Asher once gave me a ‘map of all the atoms in the universe’. It was a sheet of paper covered in a grid of identical circles, arranged in straight rows and columns and extending as far as the page would allow. Each circle touched those surrounding it, but none overlapped. He told me the words ‘atoms’ and ‘universe’ were merely placeholders, since the map was fractal and applied to anything from quarks or electrons, through animals and humans, planets and galaxies, to what Aldous Huxley termed Great Mind.
He said his map showed, “A design that allows each unit to hold a space, but it can only maintain its position/sovereignty/structure when supported by the grid. So the strength is in both the overall configuration and the individual integrity of the single unit. We are at once independent of and utterly dependent on the rest, supporting each other and being supported in equal measure. The way every part builds on and supports and is held up by the rest of the structure means no one part is more important than another.”
Each unit, then, is an integral part of consciousness, but so is the whole.

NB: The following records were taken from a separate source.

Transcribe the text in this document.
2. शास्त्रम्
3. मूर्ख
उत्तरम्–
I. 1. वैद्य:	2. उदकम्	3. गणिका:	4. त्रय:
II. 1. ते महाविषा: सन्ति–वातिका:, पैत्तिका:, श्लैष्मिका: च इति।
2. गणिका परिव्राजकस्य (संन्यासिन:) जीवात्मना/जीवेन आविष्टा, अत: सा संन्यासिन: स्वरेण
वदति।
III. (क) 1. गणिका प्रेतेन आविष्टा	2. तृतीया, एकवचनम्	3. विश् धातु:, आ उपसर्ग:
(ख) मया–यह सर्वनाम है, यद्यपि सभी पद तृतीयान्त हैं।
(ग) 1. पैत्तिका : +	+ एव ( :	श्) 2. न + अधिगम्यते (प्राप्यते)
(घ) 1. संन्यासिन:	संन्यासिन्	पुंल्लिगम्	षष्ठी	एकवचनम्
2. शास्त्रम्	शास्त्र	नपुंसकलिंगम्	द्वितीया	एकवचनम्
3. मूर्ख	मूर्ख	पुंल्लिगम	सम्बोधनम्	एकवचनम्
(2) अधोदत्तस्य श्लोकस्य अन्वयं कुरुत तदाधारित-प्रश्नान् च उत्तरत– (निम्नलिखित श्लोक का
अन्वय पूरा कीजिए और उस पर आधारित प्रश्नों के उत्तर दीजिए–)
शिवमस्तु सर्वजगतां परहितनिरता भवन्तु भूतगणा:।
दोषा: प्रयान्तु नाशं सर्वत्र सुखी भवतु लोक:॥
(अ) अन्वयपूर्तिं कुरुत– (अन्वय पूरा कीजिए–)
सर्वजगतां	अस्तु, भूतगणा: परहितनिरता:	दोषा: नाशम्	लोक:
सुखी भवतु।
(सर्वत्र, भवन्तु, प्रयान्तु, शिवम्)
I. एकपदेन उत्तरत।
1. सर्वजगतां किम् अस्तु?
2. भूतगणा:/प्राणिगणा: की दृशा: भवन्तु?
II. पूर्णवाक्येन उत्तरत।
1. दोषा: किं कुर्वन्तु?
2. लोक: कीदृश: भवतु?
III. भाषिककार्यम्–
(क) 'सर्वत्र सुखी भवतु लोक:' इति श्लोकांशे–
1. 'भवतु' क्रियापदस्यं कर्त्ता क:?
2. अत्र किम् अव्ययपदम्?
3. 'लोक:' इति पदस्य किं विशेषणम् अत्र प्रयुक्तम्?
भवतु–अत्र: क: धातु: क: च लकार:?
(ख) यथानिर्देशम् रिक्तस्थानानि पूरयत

Consciousness resides in each cell in the body of a starling, devouring scraps of food on the pavement. It resides in the bird itself. When that same starling becomes a miniscule part of a murmuration – a flock of birds moving perfectly together to create pulsing, flowing patterns in the sky – its consciousness becomes one with this new airborne organism. When the flock lands, it divides again into individual birds, scrabbling for the best roosting spot. This process provides a useful analogy for the human experience: parts of an overarching consciousness breaking away from the whole to become autonomous units for a few decades, before once again merging to become a vital part of the whole.
The informational field is the blueprint that overlies consciousness. This is in a constant state of expansion. Asher described it as a ‘beginingless and endless library’, where he could travel non-locally to gain information and share it with me. He emphasises that all thought and experience, however it is gained, moves into this field. Each decision and idea and emotion we create while in the physical state will become part of this field.
What have you ultimately learned about the shared nature of consciousness through your interactions with Asher; what have you learned about our conscious potential, both individually and collectively?
Asher has taught me to value and treasure human existence and to be mindful of every choice made in this physical state. Life can appear to happen by default, with seemingly random events, but I’m now certain that this is not the case.
Each life-plan has been created, with guidance and assistance from others in the non-physical state where our consciousness resides between incarnations. In that state, each of us selected opportunities we felt would potentially enrich our ‘greater selves’ as well as adding to the information field. Agreements were made and deals struck to show up in one another’s human lives, offering chances for growth. How each of us deals with these seemingly trivial opportunities and experiences will affect the information field, and thus the whole of consciousness.
As demonstrated in the water bottle story, we have the option to move into a flow state, making conscious choices and living on purpose. Once that is achieved, our creative potential increases exponentially. We become conscious creators of our lives, and every choice affects everyone and everything around us.
I believe Asher and the other non-speakers are ready to guide humanity towards this deeper understanding of our conscious potential and abilities.